The New York Times has an article about a possible trend in chefs doing more braising instead of smoking of pork ribs. Heresy? Probably... the author decribes the historical problems with ribs not made in a smoker thusly:
Until recently, barbecue connoisseurs in places like Kansas City would have considered ribs cooked in the oven little short of blasphemy. In barbecue country and elsewhere, the technique had a miserable reputation that, in truth, was often deserved. Some restaurants baked ribs with overly sweet commercial barbecue sauce. Others, to avoid drying them out, would cook ribs in boiling water. As with braising, the idea behind boiling ribs is to tenderize them before tossing them on the grill or under the broiler to caramelize and crisp the exterior.From a restaurant perspective, if you're not a barbecue joint it makes total sense to eschew the smoker... which requirer expensive equipment and can engender neighborhood complaints. For a home chef, I guess it depends on whether you have a backyard and how many months of the year you can use it... for me the answers are "no" and "not many", so certainly a backyard smoker isn't attractive. Though they do have indoor ones that seem to get good reviews... but I am still a little afraid of accidentally summoning the fire department (nor do I really need another cooking device). Regardless, I think the last paragraph of the quoted section is probably the most import... not trying to replicate barbecue in the oven, but also not being afraid to cook pork ribs simply because it's not the real way to do it. Anyway, I think I'll give one of these two recipes a shot in the coming weeks: Milk and Honey Ribs or Sweet-Sour Balsamic-Glazed Ribs. I think the milk and honey ones sound the most interesting along the "not trying to be barbecue" lines.

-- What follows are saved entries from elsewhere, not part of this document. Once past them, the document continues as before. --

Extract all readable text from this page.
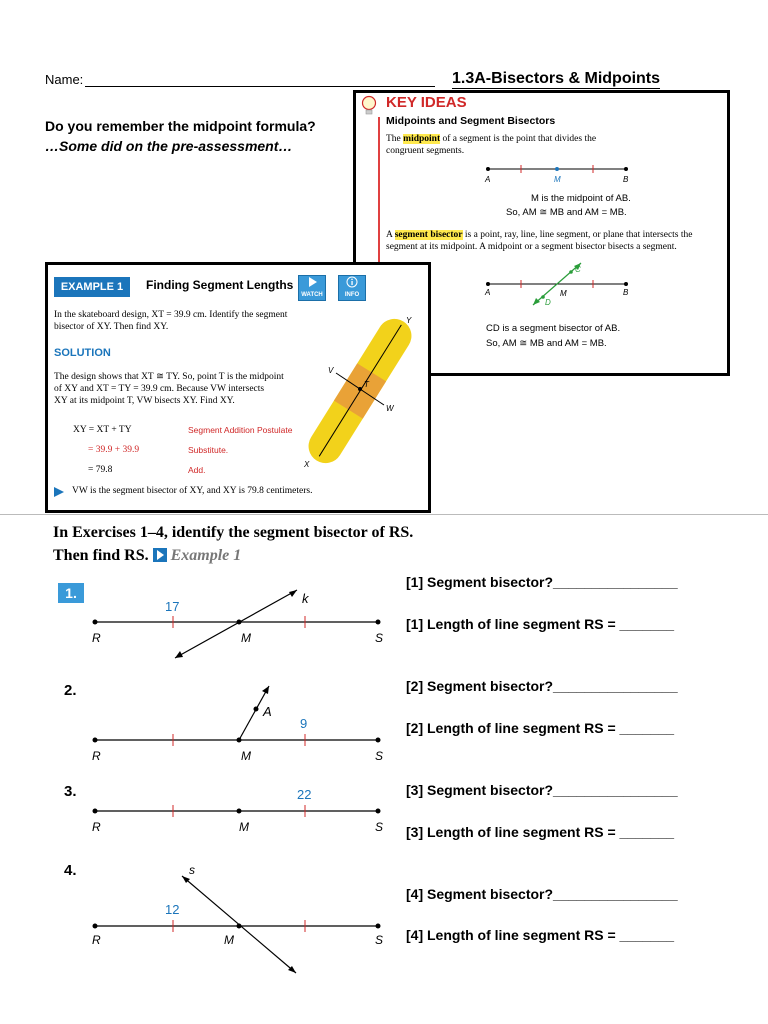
Name:	1.3A-Bisectors & Midpoints
Do you remember the midpoint formula?
…Some did on the pre-assessment…
KEY IDEAS
Midpoints and Segment Bisectors
The midpoint of a segment is the point that divides the
congruent segments.
A	M	B
M is the midpoint of AB.
So, AM ≅ MB and AM = MB.
A segment bisector is a point, ray, line, line segment, or plane that intersects the
segment at its midpoint. A midpoint or a segment bisector bisects a segment.
A	M	B
C
D
CD is a segment bisector of AB.
So, AM ≅ MB and AM = MB.
EXAMPLE 1	Finding Segment Lengths

WATCH	INFO
In the skateboard design, XT = 39.9 cm. Identify the segment
bisector of XY. Then find XY.
SOLUTION
The design shows that XT ≅ TY. So, point T is the midpoint
of XY and XT = TY = 39.9 cm. Because VW intersects
XY at its midpoint T, VW bisects XY. Find XY.
XY = XT + TY	Segment Addition Postulate
= 39.9 + 39.9	Substitute.
= 79.8	Add.
VW is the segment bisector of XY, and XY is 79.8 centimeters.
Y
V
T
W
X
In Exercises 1–4, identify the segment bisector of RS.
Then find RS. Example 1
1.
17
k
R	M	S
[1] Segment bisector?________________
[1] Length of line segment RS = _______
2.
9
A
R	M	S
[2] Segment bisector?________________
[2] Length of line segment RS = _______
3.	22
R	M	S
[3] Segment bisector?________________
[3] Length of line segment RS = _______
4.
12
s
R	M	S
[4] Segment bisector?________________
[4] Length of line segment RS = _______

The problem with boiling is that it’s a flavor-removing, not flavor-enhancing, cooking method. (When you make stock, you boil bones with the express purpose of transferring the flavor from the meat to the water.) By contrast, braising in the oven adds flavor, because you’re cooking the ribs in a small quantity of flavorful liquid in a sealed environment.
Many restaurants made matters worse when they slathered boiled or baked ribs with barbecue sauces pumped up with artificial smoke to compensate for lackluster flavor. The result? Ersatz barbecue and a lost generation of rib eaters, especially in traditionally non-barbecue regions like the Frost Belt and the Northeast, which came to confuse liquid-smoke-flavored oven-cooked ribs for true pit barbecue.
The chefs who are now rescuing oven ribs from their lowly reputation take a profoundly different approach. “We’re not trying to fake true barbecue,” said Mr. Shook of Animal. Instead, he and some of his colleagues around the country are deploying the braising technique, which he said builds layers of flavor utterly different from those that can be achieved in a smoker.